À la rédaction d’ALLO DIX-HUIT, nous recevons toutes sortes d’informations, des plus globales au plus personnelles et nous devons faire des choix —souvent difficiles — pour traiter au mieux l’actualité BSPP dans un espace finalement pas si extensible que ça.
Ainsi, quand est tombée la nouvelle d’un projet visant à réduire le stress et l’épuisement professionnel du personnel soignant de la BSPP en utilisant cohérence cardiaque, méditation de pleine conscience et des outils de psychologie positive, cela a immédiatement éveillé notre attention. Pour des sapeurs-pompiers de Paris, formatés sur le mode du soldat infaillible, l’idée peut sembler inopportune, voire carrément saugrenue…

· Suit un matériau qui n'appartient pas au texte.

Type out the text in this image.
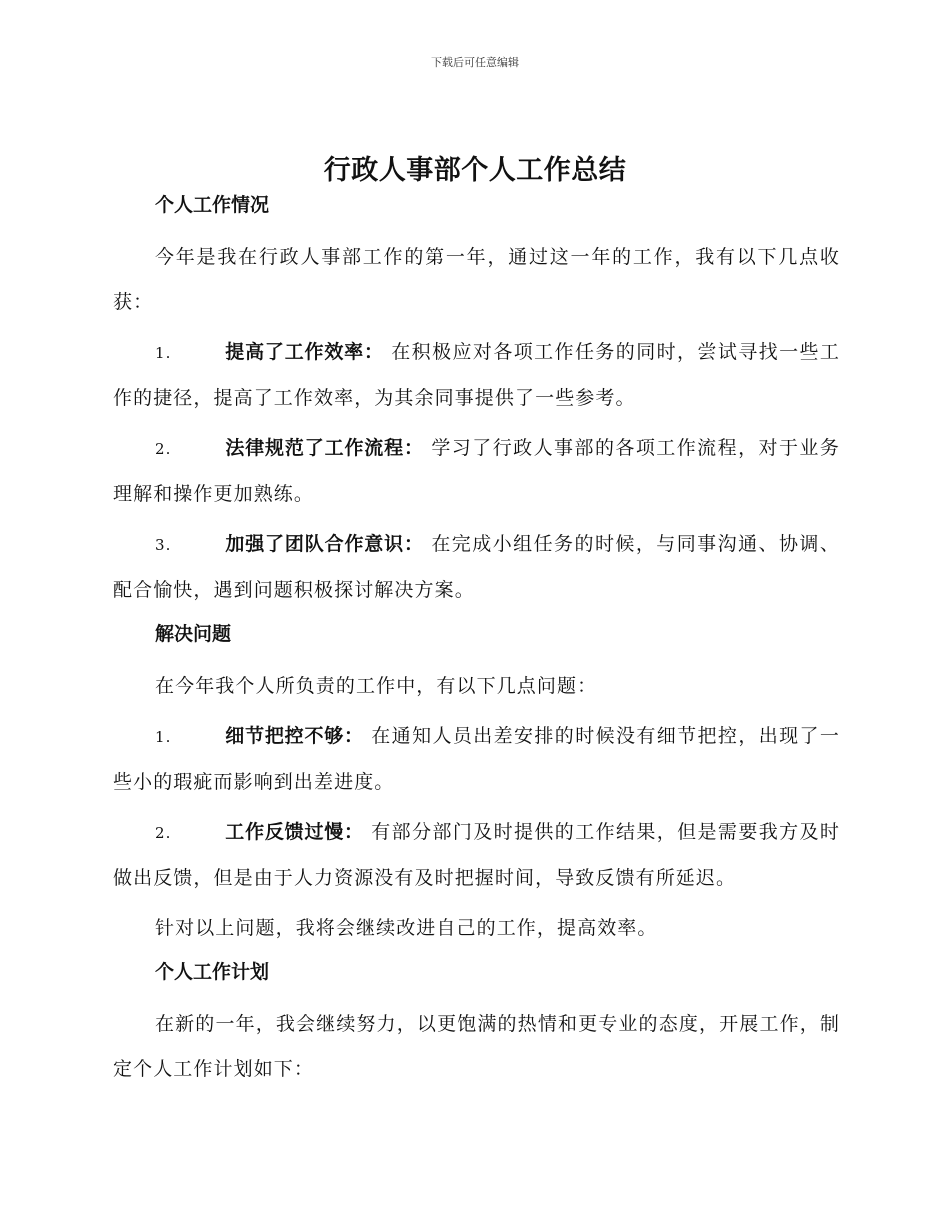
下载后可任意编辑
行政人事部个人工作总结
个人工作情况

今年是我在行政人事部工作的第一年，通过这一年的工作，我有以下几点收获：

1.	提高了工作效率： 在积极应对各项工作任务的同时，尝试寻找一些工作的捷径，提高了工作效率，为其余同事提供了一些参考。

2.	法律规范了工作流程： 学习了行政人事部的各项工作流程，对于业务理解和操作更加熟练。

3.	加强了团队合作意识： 在完成小组任务的时候，与同事沟通、协调、配合愉快，遇到问题积极探讨解决方案。

解决问题

在今年我个人所负责的工作中，有以下几点问题：

1.	细节把控不够： 在通知人员出差安排的时候没有细节把控，出现了一些小的瑕疵而影响到出差进度。

2.	工作反馈过慢： 有部分部门及时提供的工作结果，但是需要我方及时做出反馈，但是由于人力资源没有及时把握时间，导致反馈有所延迟。

针对以上问题，我将会继续改进自己的工作，提高效率。

个人工作计划

在新的一年，我会继续努力，以更饱满的热情和更专业的态度，开展工作，制定个人工作计划如下：
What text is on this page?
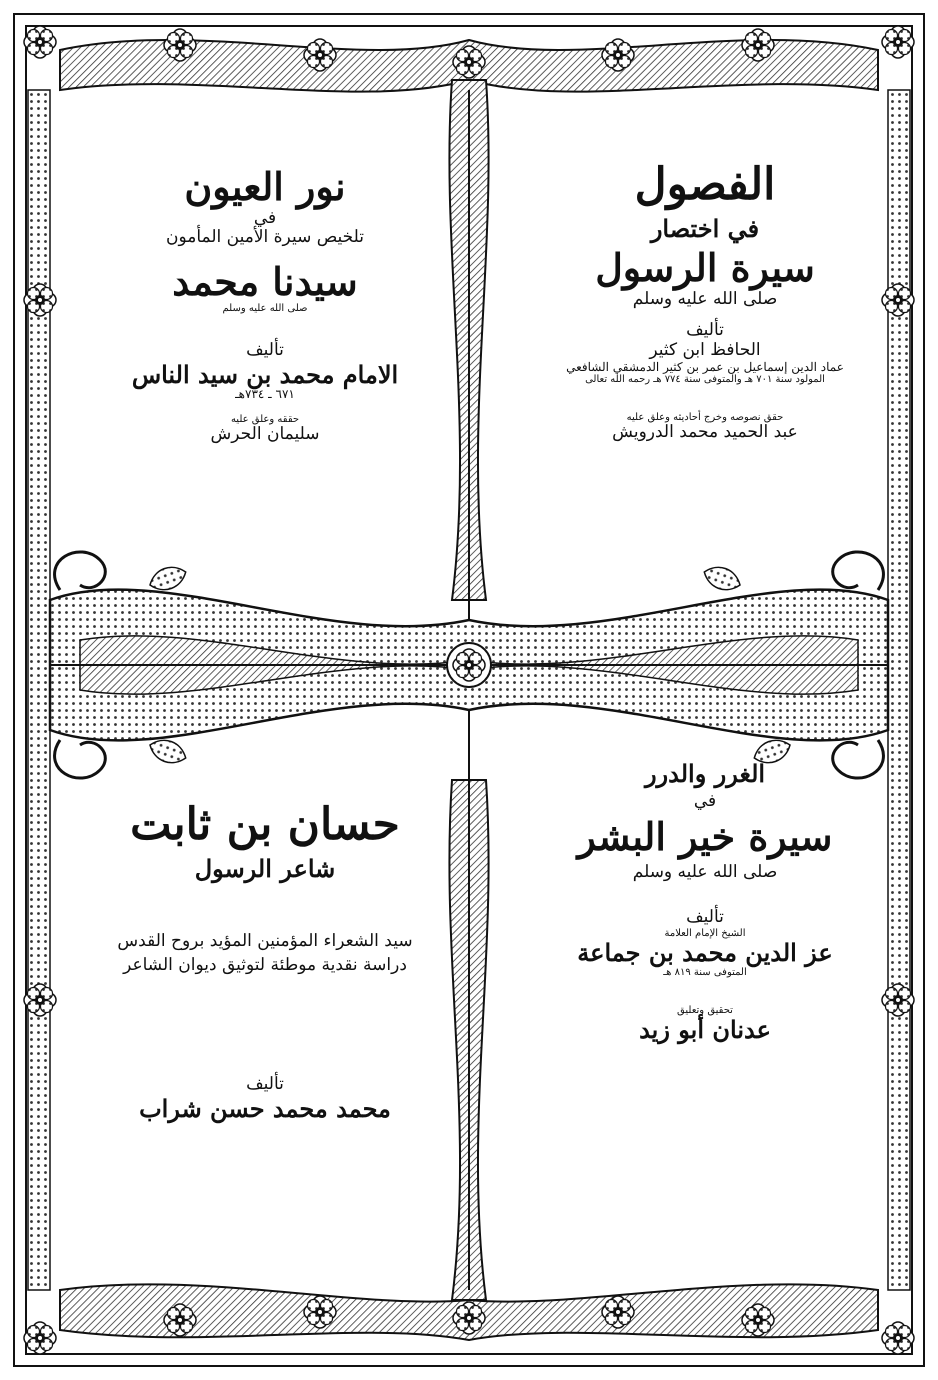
الفصول
في اختصار
سيرة الرسول
صلى الله عليه وسلم
تأليف
الحافظ ابن كثير
عماد الدين إسماعيل بن عمر بن كثير الدمشقي الشافعي
المولود سنة ٧٠١ هـ والمتوفى سنة ٧٧٤ هـ رحمه الله تعالى
حقق نصوصه وخرج أحاديثه وعلق عليه
عبد الحميد محمد الدرويش
نور العيون
في
تلخيص سيرة الأمين المأمون
سيدنا محمد
صلى الله عليه وسلم
تأليف
الامام محمد بن سيد الناس
٦٧١ ـ ٧٣٤هـ
حققه وعلق عليه
سليمان الحرش
الغرر والدرر
في
سيرة خير البشر
صلى الله عليه وسلم
تأليف
الشيخ الإمام العلامة
عز الدين محمد بن جماعة
المتوفى سنة ٨١٩ هـ
تحقيق وتعليق
عدنان أبو زيد
حسان بن ثابت
شاعر الرسول
سيد الشعراء المؤمنين المؤيد بروح القدس
دراسة نقدية موطئة لتوثيق ديوان الشاعر
تأليف
محمد محمد حسن شراب
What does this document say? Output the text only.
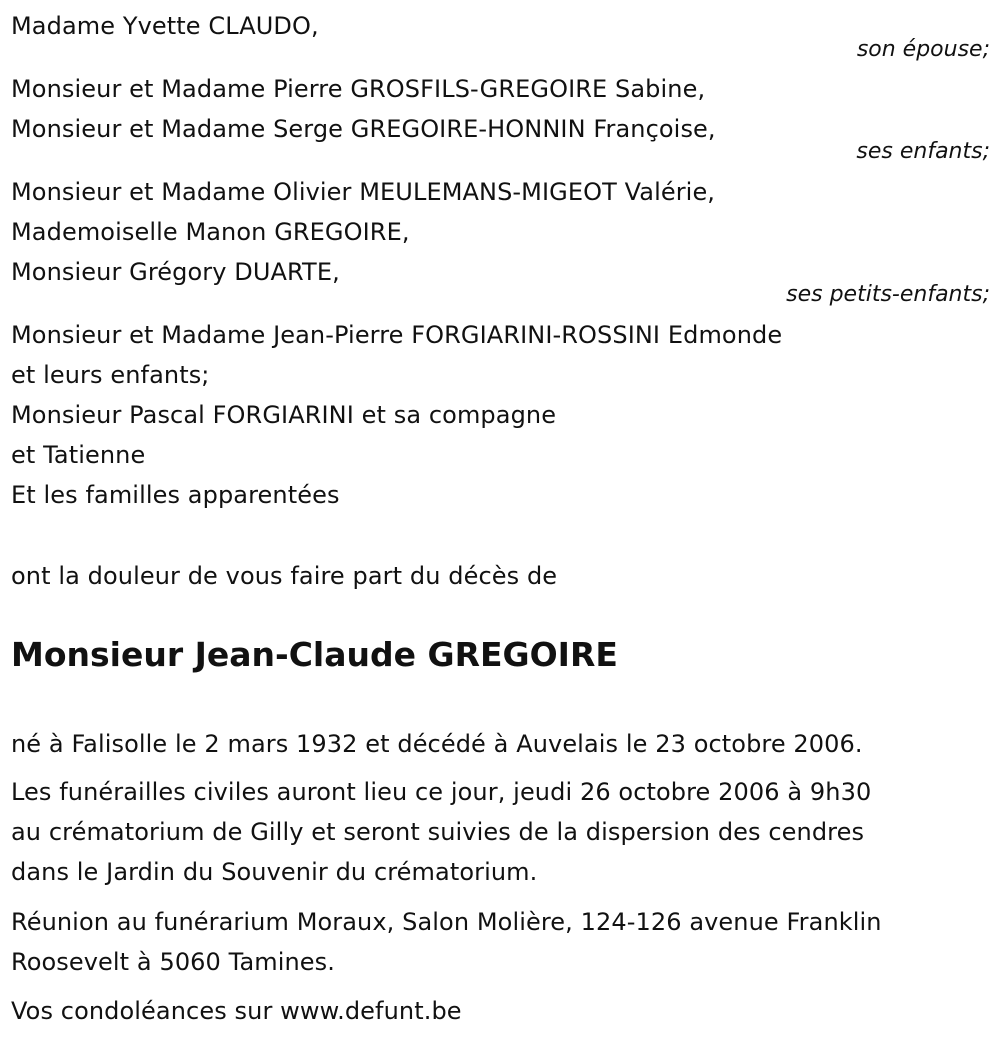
Madame Yvette CLAUDO,
son épouse;
Monsieur et Madame Pierre GROSFILS-GREGOIRE Sabine,
Monsieur et Madame Serge GREGOIRE-HONNIN Françoise,
ses enfants;
Monsieur et Madame Olivier MEULEMANS-MIGEOT Valérie,
Mademoiselle Manon GREGOIRE,
Monsieur Grégory DUARTE,
ses petits-enfants;
Monsieur et Madame Jean-Pierre FORGIARINI-ROSSINI Edmonde
et leurs enfants;
Monsieur Pascal FORGIARINI et sa compagne
et Tatienne
Et les familles apparentées
ont la douleur de vous faire part du décès de
Monsieur Jean-Claude GREGOIRE
né à Falisolle le 2 mars 1932 et décédé à Auvelais le 23 octobre 2006.
Les funérailles civiles auront lieu ce jour, jeudi 26 octobre 2006 à 9h30
au crématorium de Gilly et seront suivies de la dispersion des cendres
dans le Jardin du Souvenir du crématorium.
Réunion au funérarium Moraux, Salon Molière, 124-126 avenue Franklin
Roosevelt à 5060 Tamines.
Vos condoléances sur www.defunt.be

Une étude est associée au projet afin de valider scientifiquement ce programme et mesurer le stress et l’épuisement professionnel avant, après et à distance du programme. Le programme a été créé en collaboration avec l’IRBA et est animé par Adrien Jimenez, ancien infirmier major d’une unité spécialisée de l’armée de Terre.
Lorsque le docteur Louise Giaume, médecin urgentiste de la BSPP à Ménilmontant, m’a proposé de faire partie de cette expérimentation, j’ai finalement accepté. Tout est parti d’une boutade. « Tu verras ça ne te fera que du bien ! » me dit mon camarade de bureau. Sous-entendu, un peu de quiétude mentale ne peut pas te faire de mal !
“Sieste et massage”
C’est vrai, que, moi aussi, quelque peu “formaté Brigade”, j’étais assez circonspect dès lors que l’on utilisait les termes de cohérence cardiaque, pleine conscience, méditation,…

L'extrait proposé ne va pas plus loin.